Алексей опустил глаза и тихо всхлипнул, я занес руку для новой пощёчины, однако, моя ладонь так и повисла в воздухе. Я не мог поверить своим глазам – мой сын улыбался! И пусть со слезами на глазах, но его растрескавшиеся окровавленные губы были растянуты в холодной пластиковой улыбке топ-менеджера. Просто невероятно! Он сделал это!

– Теперь ты доволен мной, отец? – спросил Алексей, к сожалению, улыбка, слегка перекошенная от боли и окровавленная из разбитой губы, не коснулась ни его глаз, ни голоса. Парню просто надо потренироваться!

Я внутренне ликовал, но все эмоции были надежно спрятаны, как песок под асфальтом, за моим каменным лицом. Да с такими успехами он запросто выкупит весь мой бизнес и втридорога его продаст… мне же.

– Запомни, сын, – уверенно начал я, с ужасом глядя, как на его щеках проявляются красные отпечатки от моих ладоней – пацану не слабо досталось. И то, что он до сих пор улыбался – даже сквозь слезы и стиснутые зубы – говорило о том, что моя жестокая наука не прошла даром. Тогда-то я и понятия не имел, скольких в этом мире обманет его непроницаемая улыбка-маска. Мои требовательные наставления много раз спасут не только жизнь моего сына, но и далекое неведомое смертным королевство Магиров, что стоит на границе нескольких миров. А пока я продолжал свой главный бесплатный урок, – в этом мире ты не нужен никому! Запомни, сопляк…

Тут все мои бесценные советы остались недосказаны, а моя пламенная речь внезапно оборвалась… звонкой пощечиной. Я оторопел больше от неожиданности, чем от боли – мой сын ударил меня по лицу! Мало того, что в этот момент я сильно прикусил свой язык, так и пощечина оказалась не из слабых. Но вместо того, чтобы дать малому сдачи, я решил показать класс и улыбнулся во все свои двадцать семь зубов – остальные пять были выбиты в процессе «обучения жизни» улицей.

– Чем сильнее тебя бьют, тем шире ты должен улыбаться! Никто не должен видеть твоей боли и слабости! Никто не должен читать твои мысли и эмоции! Ясно?

– Ясно! – кивнул Алексей, сейчас его серые глаза почти остыли от ненависти и в них появились маленькие искорки гордости, однако, ненадолго. Он прищурился и прошипел, – только ты все равно убийца, папочка! Убийца!

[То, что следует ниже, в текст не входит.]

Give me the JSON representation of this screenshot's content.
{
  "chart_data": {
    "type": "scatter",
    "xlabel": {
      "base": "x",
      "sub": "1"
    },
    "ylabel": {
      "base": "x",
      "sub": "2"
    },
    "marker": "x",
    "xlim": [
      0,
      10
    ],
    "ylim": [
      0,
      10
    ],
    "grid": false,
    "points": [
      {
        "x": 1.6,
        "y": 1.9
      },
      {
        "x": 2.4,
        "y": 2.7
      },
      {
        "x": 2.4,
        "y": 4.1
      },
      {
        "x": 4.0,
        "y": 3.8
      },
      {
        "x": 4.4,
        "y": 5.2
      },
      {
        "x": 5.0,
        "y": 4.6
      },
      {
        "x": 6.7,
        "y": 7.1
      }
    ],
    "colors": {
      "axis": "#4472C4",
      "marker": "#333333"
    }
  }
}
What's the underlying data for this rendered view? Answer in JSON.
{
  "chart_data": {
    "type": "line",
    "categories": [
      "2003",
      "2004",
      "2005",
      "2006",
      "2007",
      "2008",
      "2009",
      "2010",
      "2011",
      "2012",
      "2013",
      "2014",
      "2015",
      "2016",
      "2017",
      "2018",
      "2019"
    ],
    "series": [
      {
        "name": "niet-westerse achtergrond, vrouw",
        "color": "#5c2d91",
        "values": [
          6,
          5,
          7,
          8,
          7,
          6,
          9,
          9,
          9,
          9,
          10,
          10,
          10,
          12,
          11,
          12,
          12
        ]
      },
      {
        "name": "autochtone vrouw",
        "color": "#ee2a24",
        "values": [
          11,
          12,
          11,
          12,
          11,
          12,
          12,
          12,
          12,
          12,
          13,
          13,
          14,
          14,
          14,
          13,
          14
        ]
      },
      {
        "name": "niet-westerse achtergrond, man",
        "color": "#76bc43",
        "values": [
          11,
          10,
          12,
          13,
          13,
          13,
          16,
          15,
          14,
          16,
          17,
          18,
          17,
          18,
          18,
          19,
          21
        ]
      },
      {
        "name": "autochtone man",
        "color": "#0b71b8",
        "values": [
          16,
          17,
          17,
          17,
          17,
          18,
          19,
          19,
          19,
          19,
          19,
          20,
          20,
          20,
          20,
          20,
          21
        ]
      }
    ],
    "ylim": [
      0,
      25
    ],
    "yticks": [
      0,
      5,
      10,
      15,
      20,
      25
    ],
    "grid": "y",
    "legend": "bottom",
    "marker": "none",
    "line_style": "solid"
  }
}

– О, считай меня, кем хочешь! Только одень шапку и называй меня отец! – отмахнулся я, оглядываясь по сторонам. Волки все еще стояли на краю обрыва, с интересом наблюдая за семейной ссорой и не решаясь спускаться вниз. Один из них, обернувшись назад, словно кого-то ожидая, запрокинул вытянутую морду вверх и громко протяжно завыл, приглашая всю голодную стаю на почти сбежавший, но еще теплый обед.

– Послушай, Алексей, в этом лесу не должно быть ни одного волка! Кто-то из моих конкурентов снова пытается меня убрать, а заодно – и тебя, как единственного наследника. Но у них ничего не получится – я не отдам свой бизнес никому…

– Па…отец! – перебил Алексей, напряженно смотря куда-то мне за спину.

–… даже тебе! – многозначительно продолжил я, но весь драматичный эффект был потерян, так как я обернулся.

Пятеро серых теней бежали по склону, еще трое волков стояло на вершине оврага.

Я в панике взглянул на наш затихший перевернутый вверх колесами квадроцикл. Легкие клубы серого дыма вырывались из его перегретого мотора. Нам ничего не оставалось, как…

– Бежать! Сын! И быстрее! – заорал я и, не дожидаясь ответа, кинулся на противоположный склон оврага. Алексей послушно натянул шлем и, не по-детски крепко выругавшись, бросился за мной.

– Па… отец! Я…не…могу…быстрее! Они…нас… догонят! – жаловался он наивным звонким голосом, то и дело оборачиваясь назад – пара серых волков уже рыли лапами снег возне нашего перевернутого квадроцикла. Еще двое топтались на том месте, где только что стояли мы.